Gender-Based Book Classifications: Still Relevant?
When I was working with an agent on my first book, Fall Eagle One, the agent called my action/adventure novel, “a boy book.” After publication, one of my biggest surprises was the large number of women readers who really like the book. I never envisioned that a World War 2 story about German aviators flying to the U.S. to kill President Roosevelt would find a following among women. I should have known better. With stereotypes about the respective roles of men and women rapidly evolving from those that existed in my youth, I should have anticipated that the barriers between gender-based book classifications would also begin to blur.
My own reading experience should have alerted me. Prior to becoming an Indie author at 75, I was a voracious reader, plowing through four-six books a week. Once I discovered that I liked a writer, I would read every book in the library that he had written. After finishing all of Jonathan Kellerman’s police thrillers, I read one by his wife, Faye Kellerman, on a whim. I found myself enthralled. Ms. Kellerman writes excellent police fiction. With my eyes finally opened, I began reading other women crime thriller authors as well. They were all great reads. Women write action/adventure that stacks up very well against that by male authors. But do women like to read action/adventure? My experience with both of my published novels leads me to believe that they do.

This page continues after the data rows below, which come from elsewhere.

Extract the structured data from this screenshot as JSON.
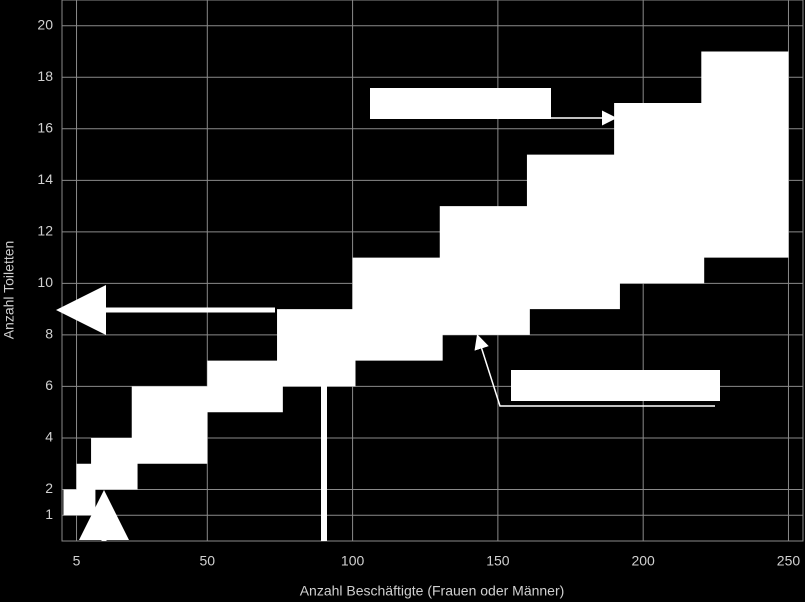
{
  "chart_data": {
    "type": "step-band",
    "x_label": "Anzahl Beschäftigte (Frauen oder Männer)",
    "y_label": "Anzahl Toiletten",
    "upper": {
      "x": [
        0.5,
        5,
        10,
        24,
        50,
        74,
        100,
        130,
        160,
        190,
        220,
        250
      ],
      "values": [
        2,
        3,
        4,
        6,
        7,
        9,
        11,
        13,
        15,
        17,
        19
      ]
    },
    "lower": {
      "x": [
        0.5,
        11.5,
        26,
        50,
        76,
        101,
        131,
        161,
        192,
        221,
        250
      ],
      "values": [
        1,
        2,
        3,
        5,
        6,
        7,
        8,
        9,
        10,
        11
      ]
    },
    "color": "#ffffff",
    "xlim": [
      0,
      255
    ],
    "ylim": [
      0,
      21
    ],
    "xticks": [
      5,
      50,
      100,
      150,
      200,
      250
    ],
    "yticks": [
      1,
      2,
      4,
      6,
      8,
      10,
      12,
      14,
      16,
      18,
      20
    ],
    "grid": true
  }
}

I believe that the days when men wrote books for men to read and women wrote books for only women are becoming a phenomenon of the past. Consider the genre of erotica, once the exclusive purview of men, both as authors and consumers. Then, when Rosemary Rogers published her novel, The Insiders, in the 1970s, a Time Magazine reviewer proclaimed that she had invented a new genre: pornography for women. Fast forward to the 2010s. Fifty Shades of Grey by E. L. James took the publishing world by storm. Most reports suggest that the majority of Ms. James’s readers are also women, but I’ll bet that a lot are men. It would be interesting to sample the audiences of the upcoming movie.
Books written for children can also become wildly popular with adults. Look at the runaway success of J.K. Rowling’s Harry Potter series. Ms. Rowling clearly enchanted boys, girls, men, and women. As Bob Dylan wrote, “The times, they are a changing.”
Stereotyped gender roles are fast fading from Western society, and I think this to be a good thing. I believe strongly in individual freedom. The old “one-size-fits-all” way of viewing human relationships is no longer acceptable to emerging Western generations. I would not want any of the women in my life, whatever their age, to be forced into a gender-role straight jacket.